# 01_Environment_Setup & Ingestion
This notebook initializes the **Governance Layer** (Unity Catalog) and simulates a data ingestion stream by downloading the **UCI Drug Review Dataset** into a raw Volume.

## Architecture Mapping
* **Layer:** Foundation / Ingestion
* **Governance:** Creates `safety_signal_catalog` and `raw_data` schema.
* **Storage:** Downloads 215k raw reviews to `/Volumes/.../landing_zone`.

## Inputs & Outputs
* **Input:** URL (UCI Machine Learning Repository).
* **Output:** Raw TSV files (`train_data.tsv`, `test_data.tsv`) stored in Unity Catalog.

#### 1. CONFIGURATION

In [0]:
# Define global variables to ensure consistency across the pipeline.
# Using a dedicated Catalog avoids conflicts in shared workspaces
CATALOG_NAME = "safety_signal_catalog"
SCHEMA_NAME  = "raw_data"
VOLUME_NAME  = "landing_zone"

#### 2. GOVERNANCE SETUP (Unity Catalog)

In [0]:
# Using 'IF NOT EXISTS' to make this notebook safe to re-run.
print(f"Setting up Governance Layer: {CATALOG_NAME}.{SCHEMA_NAME}...")

# Create Catalog
spark.sql(f"CREATE CATALOG IF NOT EXISTS {CATALOG_NAME}")
spark.sql(f"USE CATALOG {CATALOG_NAME}")

# Create Schema (The database)
spark.sql(f"CREATE SCHEMA IF NOT EXISTS {SCHEMA_NAME}")

# Create Volume
# A 'Volume' is the best place for non-tabular data (like ZIP/CSV files)
spark.sql(f"CREATE VOLUME IF NOT EXISTS {SCHEMA_NAME}.{VOLUME_NAME}")

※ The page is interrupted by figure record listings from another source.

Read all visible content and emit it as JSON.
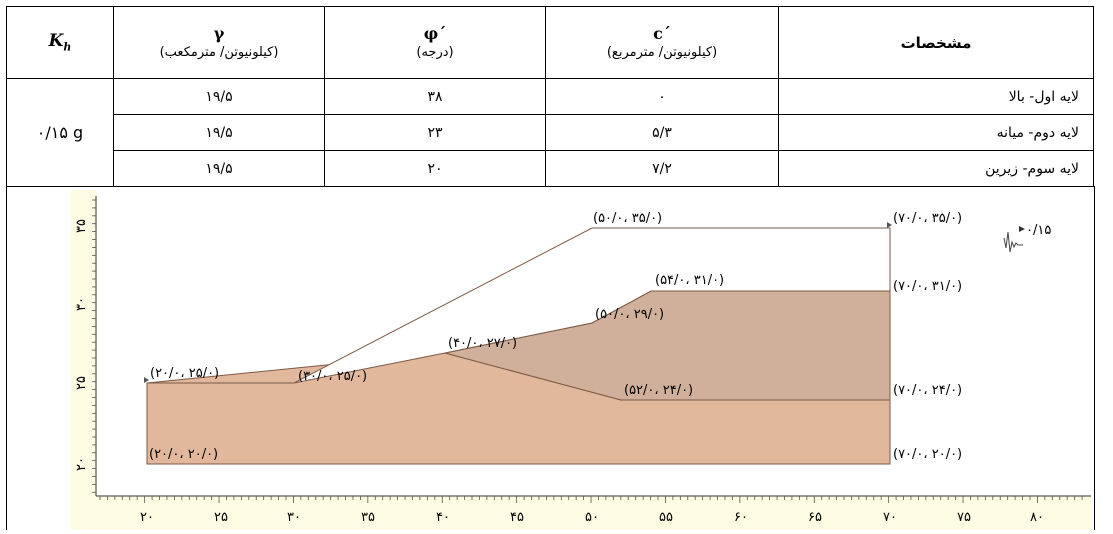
{
  "table": {
    "headers": {
      "kh_symbol": "K",
      "kh_sub": "h",
      "gamma_symbol": "γ",
      "gamma_unit": "(کیلونیوتن/ مترمکعب)",
      "phi_symbol": "φ´",
      "phi_unit": "(درجه)",
      "c_symbol": "c´",
      "c_unit": "(کیلونیوتن/ مترمربع)",
      "properties": "مشخصات"
    },
    "kh_value": "۰/۱۵ g",
    "rows": [
      {
        "gamma": "۱۹/۵",
        "phi": "۳۸",
        "c": "۰",
        "name": "لایه اول- بالا"
      },
      {
        "gamma": "۱۹/۵",
        "phi": "۲۳",
        "c": "۵/۳",
        "name": "لایه دوم- میانه"
      },
      {
        "gamma": "۱۹/۵",
        "phi": "۲۰",
        "c": "۷/۲",
        "name": "لایه سوم- زیرین"
      }
    ]
  },
  "figure": {
    "colors": {
      "top_layer": "#ffffff",
      "middle_layer": "#d0b09a",
      "bottom_layer": "#e2b89d",
      "axis_bg": "#fdfbe2",
      "line": "#7a5a45"
    },
    "x_ticks": [
      "۲۰",
      "۲۵",
      "۳۰",
      "۳۵",
      "۴۰",
      "۴۵",
      "۵۰",
      "۵۵",
      "۶۰",
      "۶۵",
      "۷۰",
      "۷۵",
      "۸۰"
    ],
    "y_ticks": [
      "۲۰",
      "۲۵",
      "۳۰",
      "۳۵"
    ],
    "point_labels": {
      "p1": "(۵۰/۰، ۳۵/۰)",
      "p2": "(۷۰/۰، ۳۵/۰)",
      "p3": "(۵۴/۰، ۳۱/۰)",
      "p4": "(۷۰/۰، ۳۱/۰)",
      "p5": "(۵۰/۰، ۲۹/۰)",
      "p6": "(۴۰/۰، ۲۷/۰)",
      "p7": "(۲۰/۰، ۲۵/۰)",
      "p8": "(۳۰/۰، ۲۵/۰)",
      "p9": "(۵۲/۰، ۲۴/۰)",
      "p10": "(۷۰/۰، ۲۴/۰)",
      "p11": "(۲۰/۰، ۲۰/۰)",
      "p12": "(۷۰/۰، ۲۰/۰)"
    },
    "seismic_label": "۰/۱۵"
  }
}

print(f"Governance Ready: /Volumes/{CATALOG_NAME}/{SCHEMA_NAME}/{VOLUME_NAME}")

#### 3. DOWNLOAD DATA

In [0]:
%sh
# Download the Zip file to the driver's temporary folder
wget -q https://archive.ics.uci.edu/ml/machine-learning-databases/00462/drugsCom_raw.zip -O /tmp/drugs_data.zip

# nzip the file
unzip -o -q /tmp/drugs_data.zip -d /tmp/drugs_data/

# List the files to confirm success
ls -lh /tmp/drugs_data/

In [0]:
# Download data from UCI Repository
print(" Successfully downloaded dataset from UCI Machine Learning Repository!")

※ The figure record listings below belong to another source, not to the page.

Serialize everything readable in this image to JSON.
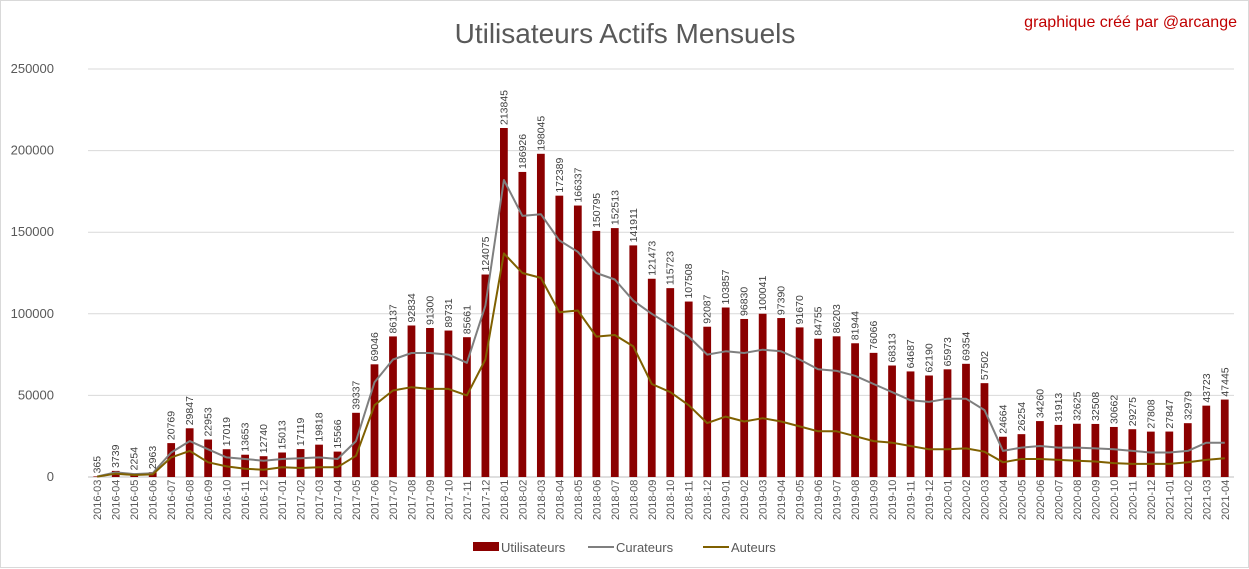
{
  "chart_data": {
    "type": "bar",
    "title": "Utilisateurs Actifs Mensuels",
    "credit": "graphique créé par  @arcange",
    "colors": {
      "Utilisateurs": "#8b0000",
      "Curateurs": "#7f7f7f",
      "Auteurs": "#7f6000"
    },
    "ylim": [
      0,
      250000
    ],
    "yticks": [
      "0",
      "50000",
      "100000",
      "150000",
      "200000",
      "250000"
    ],
    "grid": true,
    "legend_position": "bottom",
    "categories": [
      "2016-03",
      "2016-04",
      "2016-05",
      "2016-06",
      "2016-07",
      "2016-08",
      "2016-09",
      "2016-10",
      "2016-11",
      "2016-12",
      "2017-01",
      "2017-02",
      "2017-03",
      "2017-04",
      "2017-05",
      "2017-06",
      "2017-07",
      "2017-08",
      "2017-09",
      "2017-10",
      "2017-11",
      "2017-12",
      "2018-01",
      "2018-02",
      "2018-03",
      "2018-04",
      "2018-05",
      "2018-06",
      "2018-07",
      "2018-08",
      "2018-09",
      "2018-10",
      "2018-11",
      "2018-12",
      "2019-01",
      "2019-02",
      "2019-03",
      "2019-04",
      "2019-05",
      "2019-06",
      "2019-07",
      "2019-08",
      "2019-09",
      "2019-10",
      "2019-11",
      "2019-12",
      "2020-01",
      "2020-02",
      "2020-03",
      "2020-04",
      "2020-05",
      "2020-06",
      "2020-07",
      "2020-08",
      "2020-09",
      "2020-10",
      "2020-11",
      "2020-12",
      "2021-01",
      "2021-02",
      "2021-03",
      "2021-04"
    ],
    "series": [
      {
        "name": "Utilisateurs",
        "kind": "bar",
        "values": [
          365,
          3739,
          2254,
          2963,
          20769,
          29847,
          22953,
          17019,
          13653,
          12740,
          15013,
          17119,
          19818,
          15566,
          39337,
          69046,
          86137,
          92834,
          91300,
          89731,
          85661,
          124075,
          213845,
          186926,
          198045,
          172389,
          166337,
          150795,
          152513,
          141911,
          121473,
          115723,
          107508,
          92087,
          103857,
          96830,
          100041,
          97390,
          91670,
          84755,
          86203,
          81944,
          76066,
          68313,
          64687,
          62190,
          65973,
          69354,
          57502,
          24664,
          26254,
          34260,
          31913,
          32625,
          32508,
          30662,
          29275,
          27808,
          27847,
          32979,
          43723,
          47445
        ]
      },
      {
        "name": "Curateurs",
        "kind": "line",
        "values": [
          300,
          2800,
          1800,
          2300,
          15000,
          22000,
          17000,
          12000,
          11000,
          10000,
          11000,
          11500,
          12000,
          11000,
          22000,
          58000,
          72000,
          76000,
          76000,
          75000,
          70000,
          105000,
          182000,
          160000,
          161000,
          145000,
          138000,
          125000,
          121000,
          108000,
          100000,
          93000,
          86000,
          75000,
          77000,
          76000,
          78000,
          77000,
          72000,
          66000,
          65000,
          62000,
          57000,
          52000,
          47000,
          46000,
          48000,
          48000,
          41000,
          16000,
          18000,
          19000,
          18000,
          18000,
          17500,
          17000,
          16000,
          15000,
          15000,
          16000,
          21000,
          21000
        ]
      },
      {
        "name": "Auteurs",
        "kind": "line",
        "values": [
          200,
          2000,
          1200,
          1600,
          12000,
          16000,
          9000,
          6500,
          5000,
          4500,
          6000,
          5500,
          6000,
          6000,
          13000,
          44000,
          53000,
          55000,
          54000,
          54000,
          50000,
          72000,
          137000,
          125000,
          122000,
          101000,
          102000,
          86000,
          87000,
          80000,
          57000,
          52000,
          44000,
          33000,
          37000,
          34000,
          36000,
          34000,
          31000,
          28000,
          28000,
          25000,
          22000,
          21000,
          19000,
          17000,
          17000,
          17500,
          15500,
          9000,
          11000,
          11000,
          10500,
          10000,
          9500,
          8500,
          8000,
          8000,
          8000,
          9000,
          10500,
          11500
        ]
      }
    ]
  }
}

#### 4. SAVE DATASET TO VOLUME

#### Technical Decision: Using `shutil` vs `dbutils`
* **Context:** I initially attempted to use `dbutils.fs.cp` to move files from the driver's `/tmp` directory to the Volume.
* **The Challenge:** On Databricks **Shared Clusters** (which use Unity Catalog security), accessing the local driver filesystem via `dbutils` is blocked for process isolation (Security Exception).
* **The Solution:** I switched to Python's native `shutil` library. Since Unity Catalog Volumes are mounted as standard FUSE paths in the OS, `shutil` works reliably across **all** cluster modes (Shared & Single User), making the pipeline 100% reproducible.

In [0]:
# Move files from the temporary driver storage to our permanent Unity Catalog Volume
#source_path = "file:/tmp/drugs_data"
#volume_path = f"/Volumes/{CATALOG_NAME}/{SCHEMA_NAME}/{VOLUME_NAME}"

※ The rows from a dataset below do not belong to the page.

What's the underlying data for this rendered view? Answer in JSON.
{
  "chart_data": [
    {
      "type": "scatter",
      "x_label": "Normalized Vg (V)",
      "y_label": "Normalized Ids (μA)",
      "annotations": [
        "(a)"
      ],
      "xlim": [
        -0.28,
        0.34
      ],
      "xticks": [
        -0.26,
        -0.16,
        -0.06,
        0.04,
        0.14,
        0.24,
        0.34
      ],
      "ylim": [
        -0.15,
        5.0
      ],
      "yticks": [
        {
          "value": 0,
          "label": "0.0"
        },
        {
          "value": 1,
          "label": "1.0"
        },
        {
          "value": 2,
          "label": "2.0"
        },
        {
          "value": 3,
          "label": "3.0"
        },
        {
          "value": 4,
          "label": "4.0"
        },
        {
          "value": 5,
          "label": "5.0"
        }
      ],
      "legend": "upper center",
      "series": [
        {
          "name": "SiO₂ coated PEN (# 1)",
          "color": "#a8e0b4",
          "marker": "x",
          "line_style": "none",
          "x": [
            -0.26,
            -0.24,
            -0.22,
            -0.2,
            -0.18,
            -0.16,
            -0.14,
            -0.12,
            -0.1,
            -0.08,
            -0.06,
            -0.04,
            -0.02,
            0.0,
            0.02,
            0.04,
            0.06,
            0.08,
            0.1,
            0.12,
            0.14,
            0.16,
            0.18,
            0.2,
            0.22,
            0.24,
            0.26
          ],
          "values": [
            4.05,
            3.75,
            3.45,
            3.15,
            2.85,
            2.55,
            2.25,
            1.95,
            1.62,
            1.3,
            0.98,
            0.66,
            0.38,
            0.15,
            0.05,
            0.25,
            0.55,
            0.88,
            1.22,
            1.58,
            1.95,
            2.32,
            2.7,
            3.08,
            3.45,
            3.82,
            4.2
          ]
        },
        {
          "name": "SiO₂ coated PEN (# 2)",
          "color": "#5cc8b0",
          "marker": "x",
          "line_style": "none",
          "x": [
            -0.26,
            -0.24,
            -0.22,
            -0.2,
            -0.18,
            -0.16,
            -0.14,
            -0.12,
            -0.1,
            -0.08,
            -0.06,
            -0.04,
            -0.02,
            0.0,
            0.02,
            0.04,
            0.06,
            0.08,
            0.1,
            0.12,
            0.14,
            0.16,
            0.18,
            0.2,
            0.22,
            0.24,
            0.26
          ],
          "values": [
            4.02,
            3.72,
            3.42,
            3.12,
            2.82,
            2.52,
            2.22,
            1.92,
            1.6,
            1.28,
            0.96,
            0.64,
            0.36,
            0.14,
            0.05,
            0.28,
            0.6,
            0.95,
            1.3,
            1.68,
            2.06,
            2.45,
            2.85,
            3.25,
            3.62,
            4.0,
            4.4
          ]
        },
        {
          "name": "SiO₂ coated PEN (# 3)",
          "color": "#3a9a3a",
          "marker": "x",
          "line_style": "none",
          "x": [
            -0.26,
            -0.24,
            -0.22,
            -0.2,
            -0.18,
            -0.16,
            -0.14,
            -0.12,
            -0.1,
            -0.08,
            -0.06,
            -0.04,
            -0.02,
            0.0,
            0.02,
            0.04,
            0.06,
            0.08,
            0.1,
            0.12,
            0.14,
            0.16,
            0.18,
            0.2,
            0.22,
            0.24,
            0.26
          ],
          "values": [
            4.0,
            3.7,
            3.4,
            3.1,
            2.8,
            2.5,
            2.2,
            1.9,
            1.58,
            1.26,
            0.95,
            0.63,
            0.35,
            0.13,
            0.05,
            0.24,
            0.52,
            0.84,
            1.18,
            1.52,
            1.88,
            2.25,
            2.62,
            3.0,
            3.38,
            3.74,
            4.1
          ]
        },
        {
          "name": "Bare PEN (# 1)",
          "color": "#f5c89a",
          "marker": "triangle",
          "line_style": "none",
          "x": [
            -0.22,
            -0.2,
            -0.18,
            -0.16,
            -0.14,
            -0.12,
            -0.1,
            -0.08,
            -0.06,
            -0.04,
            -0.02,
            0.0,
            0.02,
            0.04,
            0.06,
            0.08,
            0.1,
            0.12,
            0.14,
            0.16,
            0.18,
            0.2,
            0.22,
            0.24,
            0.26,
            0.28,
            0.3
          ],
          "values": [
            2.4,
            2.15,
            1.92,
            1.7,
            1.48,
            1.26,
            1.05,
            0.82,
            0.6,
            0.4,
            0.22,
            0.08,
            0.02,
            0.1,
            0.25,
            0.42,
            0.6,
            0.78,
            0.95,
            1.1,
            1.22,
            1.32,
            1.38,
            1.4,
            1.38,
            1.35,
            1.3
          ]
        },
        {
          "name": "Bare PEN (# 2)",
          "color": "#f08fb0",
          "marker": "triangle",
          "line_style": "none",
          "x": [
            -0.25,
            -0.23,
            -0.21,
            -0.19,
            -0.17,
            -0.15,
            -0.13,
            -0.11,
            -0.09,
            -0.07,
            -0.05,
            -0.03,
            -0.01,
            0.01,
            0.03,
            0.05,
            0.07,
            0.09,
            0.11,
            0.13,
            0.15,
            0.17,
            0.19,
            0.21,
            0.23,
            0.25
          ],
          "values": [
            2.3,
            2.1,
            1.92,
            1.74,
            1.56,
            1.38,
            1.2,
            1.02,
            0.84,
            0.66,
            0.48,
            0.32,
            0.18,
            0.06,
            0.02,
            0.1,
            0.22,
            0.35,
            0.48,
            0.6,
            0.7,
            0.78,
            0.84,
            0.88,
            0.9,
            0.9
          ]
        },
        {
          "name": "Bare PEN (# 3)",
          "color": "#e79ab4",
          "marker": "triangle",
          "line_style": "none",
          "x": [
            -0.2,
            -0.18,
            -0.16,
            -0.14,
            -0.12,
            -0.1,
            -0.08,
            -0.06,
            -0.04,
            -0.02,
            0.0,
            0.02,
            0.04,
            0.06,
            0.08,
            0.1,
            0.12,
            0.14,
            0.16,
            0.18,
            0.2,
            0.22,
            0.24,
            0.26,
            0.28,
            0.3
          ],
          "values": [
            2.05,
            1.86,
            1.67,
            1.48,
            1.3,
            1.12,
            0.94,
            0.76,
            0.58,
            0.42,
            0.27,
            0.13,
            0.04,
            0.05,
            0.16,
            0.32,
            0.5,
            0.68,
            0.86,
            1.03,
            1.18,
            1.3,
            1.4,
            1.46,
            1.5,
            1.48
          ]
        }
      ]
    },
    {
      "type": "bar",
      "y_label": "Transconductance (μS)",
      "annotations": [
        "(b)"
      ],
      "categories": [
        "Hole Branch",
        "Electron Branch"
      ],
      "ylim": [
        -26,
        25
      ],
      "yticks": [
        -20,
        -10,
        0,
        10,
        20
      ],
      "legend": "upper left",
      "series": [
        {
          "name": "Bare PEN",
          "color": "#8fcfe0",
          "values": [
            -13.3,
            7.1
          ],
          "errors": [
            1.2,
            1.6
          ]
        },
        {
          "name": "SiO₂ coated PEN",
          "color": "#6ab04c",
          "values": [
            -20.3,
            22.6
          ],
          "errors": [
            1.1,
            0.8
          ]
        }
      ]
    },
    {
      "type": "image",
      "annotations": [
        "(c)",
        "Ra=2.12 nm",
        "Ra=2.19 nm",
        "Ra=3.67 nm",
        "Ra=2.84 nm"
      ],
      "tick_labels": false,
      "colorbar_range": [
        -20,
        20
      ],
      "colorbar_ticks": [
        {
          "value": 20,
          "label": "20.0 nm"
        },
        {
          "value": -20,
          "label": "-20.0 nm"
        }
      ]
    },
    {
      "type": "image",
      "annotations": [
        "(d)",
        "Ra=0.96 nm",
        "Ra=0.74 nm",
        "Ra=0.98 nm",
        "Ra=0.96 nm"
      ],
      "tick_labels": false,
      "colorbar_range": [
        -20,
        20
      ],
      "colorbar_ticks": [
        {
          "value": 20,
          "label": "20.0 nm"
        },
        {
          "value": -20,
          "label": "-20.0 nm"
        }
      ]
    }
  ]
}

# Move the Train and Test files
#dbutils.fs.cp(f"{source_path}/drugsComTrain_raw.tsv", f"{volume_path}/train_data.tsv")
#dbutils.fs.cp(f"{source_path}/drugsComTest_raw.tsv",  f"{volume_path}/test_data.tsv")

#print("Data is successfully stored in the Lakehouse Volume.")
#display(dbutils.fs.ls(volume_path))

In [0]:
import shutil
import os

# Define Paths
# Note: In Unity Catalog, Volumes are mounted as standard file paths.
source_path = "/tmp/drugs_data"
volume_path = f"/Volumes/{CATALOG_NAME}/{SCHEMA_NAME}/{VOLUME_NAME}"

print(f"Moving data from '{source_path}' to '{volume_path}'...")

# Move Files
try:
    # Copy Train Data
    shutil.copy2(f"{source_path}/drugsComTrain_raw.tsv", f"{volume_path}/train_data.tsv")
    print(f" Training data copied to {volume_path}")
    
    # Copy Test Data
    shutil.copy2(f"{source_path}/drugsComTest_raw.tsv",  f"{volume_path}/test_data.tsv")
    print(f" Testing data copied to {volume_path}")

except Exception as e:
    print(f"Error during copy: {e}")

# Verify Final State
print("\nFinal Volume Contents:")
files = dbutils.fs.ls(volume_path)
for f in files:
    print(f"{f.name} ({f.size / 1024 / 1024:.2f} MB)")